SIGHTINGS



US May Fight To Keep
Letters About Lennon
Secret - Why??
From MrBumpy676@aol.com
From Carol S. Kopf <caru@earthlink.net>
2-19-00
 
 
LOS ANGELES (Reuters) - Almost 20 years after the assassination of John Lennon, a government lawyer warned Friday that releasing documents about the former Beatle's left-wing political activities could damage national security.
 
An attorney for the government said he would probably appeal the ruling of a federal judge Friday ordering that three letters about Lennon from an unidentified foreign government -- believed to be Britain -- be turned over to a college professor.
 
Jon Wiener, a history professor at the University of California, Irvine, wants to use the letters as part of his legal battle to obtain 10 classified documents remaining in Lennon's FBI file. The singer was murdered Dec. 8, 1980, by a deranged fan as he returned to his apartment on Manhattan's Upper West Side.
 
The ruling by U.S. Magistrate Judge Brian Robbins was a small victory for Wiener, who has been battling the FBI over Lennon's file since 1983 in a case that has gone all the way to the United States Supreme Court. The University of California Press last year published Wiener's book "Gimme Some Truth: The John Lennon FBI Files."
 
In 1997, as part of a settlement with the historian, the FBI released all its Lennon files except for the 10 documents that are the subject of the current litigation.
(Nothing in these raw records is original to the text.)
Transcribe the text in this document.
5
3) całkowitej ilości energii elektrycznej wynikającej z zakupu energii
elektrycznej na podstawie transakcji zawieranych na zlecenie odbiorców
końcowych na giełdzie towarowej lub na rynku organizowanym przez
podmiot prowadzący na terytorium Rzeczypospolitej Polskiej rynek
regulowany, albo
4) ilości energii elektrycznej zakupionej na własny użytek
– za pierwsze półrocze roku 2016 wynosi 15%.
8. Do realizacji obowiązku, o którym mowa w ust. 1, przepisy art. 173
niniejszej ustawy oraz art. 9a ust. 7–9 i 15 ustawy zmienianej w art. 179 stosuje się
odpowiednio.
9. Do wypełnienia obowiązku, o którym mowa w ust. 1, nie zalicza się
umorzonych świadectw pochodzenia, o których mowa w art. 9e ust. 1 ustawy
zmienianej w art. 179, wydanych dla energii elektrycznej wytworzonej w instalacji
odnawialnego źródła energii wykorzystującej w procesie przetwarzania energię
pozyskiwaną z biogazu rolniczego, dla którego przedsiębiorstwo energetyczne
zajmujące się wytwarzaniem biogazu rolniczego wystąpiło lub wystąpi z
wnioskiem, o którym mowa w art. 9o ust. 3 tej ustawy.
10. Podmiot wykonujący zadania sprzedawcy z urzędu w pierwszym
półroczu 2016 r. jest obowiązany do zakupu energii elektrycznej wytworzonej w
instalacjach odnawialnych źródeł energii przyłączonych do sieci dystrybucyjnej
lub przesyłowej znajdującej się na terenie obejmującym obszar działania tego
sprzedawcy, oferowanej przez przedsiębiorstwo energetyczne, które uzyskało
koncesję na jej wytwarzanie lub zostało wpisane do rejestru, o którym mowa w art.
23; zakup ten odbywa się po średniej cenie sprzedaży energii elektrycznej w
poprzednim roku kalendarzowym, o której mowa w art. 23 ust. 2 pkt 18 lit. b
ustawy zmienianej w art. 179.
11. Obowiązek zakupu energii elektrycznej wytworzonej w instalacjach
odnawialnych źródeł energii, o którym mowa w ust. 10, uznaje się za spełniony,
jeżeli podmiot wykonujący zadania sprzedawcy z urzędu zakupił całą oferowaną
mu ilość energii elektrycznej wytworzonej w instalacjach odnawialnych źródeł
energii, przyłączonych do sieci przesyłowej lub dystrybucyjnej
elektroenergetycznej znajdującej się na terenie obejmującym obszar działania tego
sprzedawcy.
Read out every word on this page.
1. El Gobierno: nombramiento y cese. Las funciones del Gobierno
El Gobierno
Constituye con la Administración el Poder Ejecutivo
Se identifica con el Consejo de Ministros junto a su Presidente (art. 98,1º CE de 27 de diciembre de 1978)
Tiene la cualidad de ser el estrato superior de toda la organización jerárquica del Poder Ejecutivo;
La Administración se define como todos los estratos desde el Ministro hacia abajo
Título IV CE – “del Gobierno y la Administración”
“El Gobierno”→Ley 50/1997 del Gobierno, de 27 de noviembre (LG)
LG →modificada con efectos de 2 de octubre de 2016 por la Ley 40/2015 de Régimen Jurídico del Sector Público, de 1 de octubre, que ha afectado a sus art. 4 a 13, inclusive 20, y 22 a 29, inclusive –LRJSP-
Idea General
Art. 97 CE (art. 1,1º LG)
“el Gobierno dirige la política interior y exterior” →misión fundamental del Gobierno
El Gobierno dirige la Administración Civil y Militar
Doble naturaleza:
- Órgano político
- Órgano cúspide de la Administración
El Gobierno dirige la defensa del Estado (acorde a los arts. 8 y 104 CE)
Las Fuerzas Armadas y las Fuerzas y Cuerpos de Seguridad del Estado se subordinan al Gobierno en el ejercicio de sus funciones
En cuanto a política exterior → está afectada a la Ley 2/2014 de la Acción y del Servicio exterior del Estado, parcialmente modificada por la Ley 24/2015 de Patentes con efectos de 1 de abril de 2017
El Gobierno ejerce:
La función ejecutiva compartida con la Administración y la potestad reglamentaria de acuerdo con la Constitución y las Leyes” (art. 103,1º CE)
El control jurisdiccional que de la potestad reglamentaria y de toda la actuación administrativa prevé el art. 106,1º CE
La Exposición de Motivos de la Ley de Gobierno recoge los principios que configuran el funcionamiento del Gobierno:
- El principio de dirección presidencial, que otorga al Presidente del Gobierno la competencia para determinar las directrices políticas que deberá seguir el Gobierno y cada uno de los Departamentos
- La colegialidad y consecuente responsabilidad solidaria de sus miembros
The FBI says a foreign government, which it will not name, has asked that those documents remain secret.
 
Wiener, relying on information from a former MI5 officer named David Shayler, believes that that the documents refer to the murdered Beatle's financial support of left-wing groups in the 1960s.
 
Robbins ordered the government to release "redacted," or censored, versions of the three letters, which amount to the unnamed foreign government's explanation of its position on the still-secret documents.
 
But Justice Department Attorney Thomas Caballero told Wiener's attorney after the hearing that the U.S. government was likely to appeal Robbins' ruling because it still believes the release of the 10 documents in Lennon's file could jeopardize national security.
 
"This is not 'national security information,"' Wiener scoffed. "It consists of 30-year-old reports on the political activities of a dead rock star."